Illegal Power Consolidation, Wildfire Risk, and Outdoor Economy

  • Democratic congressional members have demanded Interior Secretary Burgum account for the movement of thousands of employees without congressional input, and Burgum has not responded to a February letter demanding answers about staffing, coordination, and budget. Why has Burgum not responded to that oversight letter, and will Burgum commit to providing a full accounting of all employee transfers and associated budget movements?

  • Rep. Chellie Pingree has stated: “Congress controls the purse strings for a reason. When the administration shuffles thousands of employees across agencies, changes their reporting structures, and rebrands entire operations, that has real budget implications.” Under what specific statutory authority did Burgum create the U.S. Wildland Fire Service via secretarial order and move roughly 3,900 employees from congressionally funded agency accounts to a new entity without a congressional appropriation or approval?

  • Fire personnel represent as much as one-third of BLM’s staff, and removing them will kneecap the bureau’s budget for land improvement, recreation, and habitat programs. What independent review has the department conducted to assess this long-term risk to taxpayers and public lands?

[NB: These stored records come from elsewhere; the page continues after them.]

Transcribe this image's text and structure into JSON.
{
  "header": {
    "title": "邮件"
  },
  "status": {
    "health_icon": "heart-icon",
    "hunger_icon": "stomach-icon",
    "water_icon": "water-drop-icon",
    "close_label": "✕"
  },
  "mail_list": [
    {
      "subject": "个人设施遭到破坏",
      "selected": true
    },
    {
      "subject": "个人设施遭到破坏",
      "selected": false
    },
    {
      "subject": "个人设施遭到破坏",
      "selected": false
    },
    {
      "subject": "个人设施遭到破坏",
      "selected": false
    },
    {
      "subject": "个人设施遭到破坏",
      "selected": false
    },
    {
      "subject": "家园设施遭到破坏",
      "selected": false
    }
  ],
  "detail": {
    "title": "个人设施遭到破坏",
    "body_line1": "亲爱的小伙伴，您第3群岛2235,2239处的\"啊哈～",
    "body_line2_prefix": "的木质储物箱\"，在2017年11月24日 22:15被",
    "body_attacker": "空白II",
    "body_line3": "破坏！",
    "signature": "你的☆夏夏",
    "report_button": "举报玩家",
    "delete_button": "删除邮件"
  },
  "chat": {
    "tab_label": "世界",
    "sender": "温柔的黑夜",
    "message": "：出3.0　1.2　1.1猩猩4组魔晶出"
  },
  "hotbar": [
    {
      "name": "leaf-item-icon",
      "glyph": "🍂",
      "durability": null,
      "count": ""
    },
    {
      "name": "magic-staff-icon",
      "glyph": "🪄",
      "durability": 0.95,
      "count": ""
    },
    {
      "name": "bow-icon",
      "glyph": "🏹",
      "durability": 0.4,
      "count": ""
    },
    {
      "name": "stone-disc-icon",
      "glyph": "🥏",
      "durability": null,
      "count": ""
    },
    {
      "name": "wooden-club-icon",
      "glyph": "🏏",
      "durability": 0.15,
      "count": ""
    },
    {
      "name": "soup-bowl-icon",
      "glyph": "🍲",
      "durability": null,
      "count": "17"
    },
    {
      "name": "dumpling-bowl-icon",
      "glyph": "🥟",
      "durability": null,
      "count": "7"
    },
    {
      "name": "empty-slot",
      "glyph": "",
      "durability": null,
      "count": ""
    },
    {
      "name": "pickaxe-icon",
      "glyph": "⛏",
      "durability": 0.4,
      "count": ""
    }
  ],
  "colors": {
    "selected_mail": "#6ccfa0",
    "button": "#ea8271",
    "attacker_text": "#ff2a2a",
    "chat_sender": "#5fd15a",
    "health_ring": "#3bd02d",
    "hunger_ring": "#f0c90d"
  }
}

  • Burgum consolidated more than 5,000 Interior Department positions under his personal office. Can Burgum identify the legal authority for that consolidation, specify which agency appropriations accounts those positions were funded from, and confirm whether Congress was notified in advance, as required under law?

  • The outdoor recreation economy contributes more than $1 trillion annually to the U.S. economy. Burgum previously characterized Americans who raise this economic argument as “financially illiterate” and his staffers assisted in advocating for public land sell offs. Can Burgum explain to the gateway communities, small businesses, and workers, whose local economies and livelihoods depend on parks, wildlife, and public lands, why their economic concerns and way of life deserve to be dismissed?

  • Has Interior commissioned any economic analysis of the downstream costs to tourism, businesses, outfitters, outdoor recreation companies, and gateway communities from the combined effects of the DOGE staff cuts already implemented and the additional cuts proposed in this budget?